Yamashiro’s engineers traded a few excited words. “I know you are not an engineer,” Yamashiro’s second engineer prefaced, “but could you tell if this damage was made by a single shot?”
“One swipe,” I said with absolute surety.
The feed on the screen froze displaying a straight-in view of the gash. I could see up three decks. I stood up and walked to the screen. The scene it displayed was dark except for the spotlights that the Special Operations clones used. “Can you make the picture brighter?” I asked.
Using gamma controls, the engineer bleached the picture on the screen. I studied the screen and realized that the unnatural lighting made details even harder to find. “Oh yes, this was a single shot,” I said.
“Do you want to know what I really think?” I asked. “I think that someone on the bridge lowered the shields.”
Admiral Brocius laughed. “Someone lowered the shields in a battle situation? That’s absurd.”
“Permission to speak freely, sir?” I asked.
“Go ahead, Sergeant,” Brocius said. His reference to my rank was meant to remind me of the limitations to my latitude.
“I think they meant to leave that battleship behind,” I said.
“You think they purposely sacrificed a battleship? Why would they do something like that?” Brocius asked.

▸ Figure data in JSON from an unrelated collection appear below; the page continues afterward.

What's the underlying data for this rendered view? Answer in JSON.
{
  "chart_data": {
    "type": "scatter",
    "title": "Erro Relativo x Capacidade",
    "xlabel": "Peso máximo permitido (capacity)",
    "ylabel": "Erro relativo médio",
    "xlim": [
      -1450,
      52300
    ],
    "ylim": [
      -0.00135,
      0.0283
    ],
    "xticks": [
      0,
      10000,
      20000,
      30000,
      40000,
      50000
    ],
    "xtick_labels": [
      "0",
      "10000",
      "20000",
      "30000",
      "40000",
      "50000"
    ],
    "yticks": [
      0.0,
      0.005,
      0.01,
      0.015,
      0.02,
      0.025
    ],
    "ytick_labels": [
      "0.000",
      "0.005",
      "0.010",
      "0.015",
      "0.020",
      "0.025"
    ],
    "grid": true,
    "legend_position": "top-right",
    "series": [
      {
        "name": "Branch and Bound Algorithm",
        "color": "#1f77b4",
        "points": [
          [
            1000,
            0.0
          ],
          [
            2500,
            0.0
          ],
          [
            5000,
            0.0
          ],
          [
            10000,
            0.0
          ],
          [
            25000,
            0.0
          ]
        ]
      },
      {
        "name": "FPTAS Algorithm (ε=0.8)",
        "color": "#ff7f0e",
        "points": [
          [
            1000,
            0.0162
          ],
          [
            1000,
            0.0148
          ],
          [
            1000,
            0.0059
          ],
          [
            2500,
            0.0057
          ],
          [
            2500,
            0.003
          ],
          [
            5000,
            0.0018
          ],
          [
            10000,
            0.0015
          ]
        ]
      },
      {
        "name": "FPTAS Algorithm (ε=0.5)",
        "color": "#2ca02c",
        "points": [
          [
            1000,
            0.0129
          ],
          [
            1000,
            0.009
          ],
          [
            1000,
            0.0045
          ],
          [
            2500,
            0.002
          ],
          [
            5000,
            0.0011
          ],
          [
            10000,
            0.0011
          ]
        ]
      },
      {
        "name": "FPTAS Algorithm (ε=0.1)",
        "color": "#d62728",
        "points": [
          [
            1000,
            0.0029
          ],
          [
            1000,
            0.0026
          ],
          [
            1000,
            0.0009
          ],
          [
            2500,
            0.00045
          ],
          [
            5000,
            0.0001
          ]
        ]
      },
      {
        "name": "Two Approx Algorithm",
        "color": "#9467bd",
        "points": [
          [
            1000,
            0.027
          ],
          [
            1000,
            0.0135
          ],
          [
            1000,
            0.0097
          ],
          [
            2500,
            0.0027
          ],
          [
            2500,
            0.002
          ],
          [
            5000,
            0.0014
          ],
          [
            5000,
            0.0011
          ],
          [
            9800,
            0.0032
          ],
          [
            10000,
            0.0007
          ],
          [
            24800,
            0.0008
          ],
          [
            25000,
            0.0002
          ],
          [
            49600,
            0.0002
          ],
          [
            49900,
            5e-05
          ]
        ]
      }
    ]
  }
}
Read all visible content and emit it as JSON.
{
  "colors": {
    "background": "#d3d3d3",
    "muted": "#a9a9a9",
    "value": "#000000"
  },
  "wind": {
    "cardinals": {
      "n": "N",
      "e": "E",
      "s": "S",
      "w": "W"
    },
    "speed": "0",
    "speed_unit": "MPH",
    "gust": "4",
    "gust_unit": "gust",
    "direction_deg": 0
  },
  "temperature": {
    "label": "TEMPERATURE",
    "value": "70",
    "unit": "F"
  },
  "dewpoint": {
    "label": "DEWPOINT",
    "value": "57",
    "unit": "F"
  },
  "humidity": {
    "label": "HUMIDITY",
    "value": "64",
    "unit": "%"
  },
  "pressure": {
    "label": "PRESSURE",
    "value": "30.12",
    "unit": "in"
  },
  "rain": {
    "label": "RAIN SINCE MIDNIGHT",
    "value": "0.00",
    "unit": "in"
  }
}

“I must agree with Harris’s appraisal,” Yamashiro said. “When lasers hit ships with shields, they create small areas of damage as the shields fail. This ship should have several scorched areas along its hull from attacks penetrating its shields. Instead, there is this one large hole.”
“The Doctrinaire had lasers that would hit one side of a ship and shoot right out the other, shields or no shields,” Brocius argued.
“Maybe that was a particle-beam weapon prepared especially for the Doctrinaire,” Yamashiro said. When you made a mistake, Yamashiro never came right out and told you you were wrong. Instead, he would say, “Maybe this…” then give the correct information without challenging the speaker.
In this case, he could well have told Brocius that he was making an ass of himself. The Doctrinaire was an ubership that the Navy had hoped would win the war. It had one-of-a-kind shields and weapons designed to sink entire fleets.
“Is your navy testing ships with the same experimental particle-beam weapons as the Doctrinaire in the Perseus Arm?” Yamashiro asked.
The room went silent. “Not likely,” Brocius admitted, clearly glad to back away from the discussion.
“This damage was done by a laser,” one of the engineers said. “As you can see along the edges of the gash, the armored plating has melted from heat.”
Brocius focused on the screen and did not speak. I could tell that he was a man who hated to be proven wrong; it must have felt too much like losing.